In distributed systems like Taskurai, managing concurrent access to shared resources is critical to ensuring consistency and preventing race conditions. Taskurai introduces distributed locks as a mechanism to coordinate access to these shared resources across multiple workers and processes. This ensures that only one instance can perform operations on a specific resource at a given time, maintaining data integrity and preventing conflicts.

Why Distributed Locks?

Distributed locks are essential in scenarios where commands might attempt to access the same resource simultaneously. Examples include:

  • Providing exclusive access to data resources or services.
  • Ensuring only one worker processes a critical section of code.

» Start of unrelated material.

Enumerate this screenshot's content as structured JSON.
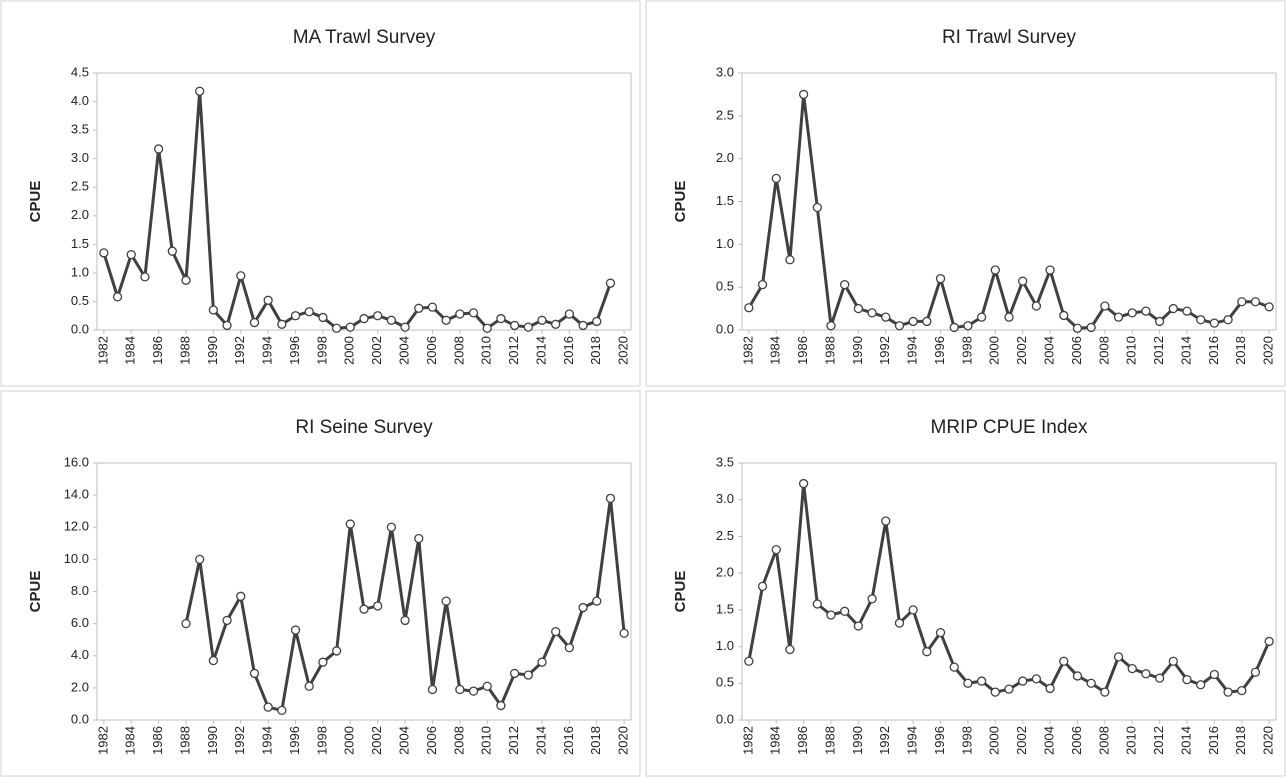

Taskurai’s distributed lock system is designed to be:

  • Lightweight: Efficient in terms of network and storage overhead.
  • Fault-Tolerant: Handles failures gracefully, ensuring locks are released appropriately on exceptions.
  • Deadlock free: By using a leased-based locking mechanism, expired locks are released automatically.

Key Concepts

Lock id

A lock is identified by a unique lock id, this id should be unique across all applications using the lock.

Lock owner

A lock owner requests and releases a lock. Locks can only be released by the same lock id and owner combination.

Lease duration

Locks are leased for a set amount of time. After the lease expires, the lock is automatically released.

Acquiring time-out

Locks are configured with a time-out for acquiring a lock.

Isolation mode

Distributed locks support isolation mode. When distributed locks are created in isolation mode, they only apply to the lock development session and do not impact resources deployed in Taskurai. This behavior can be overriden in each call.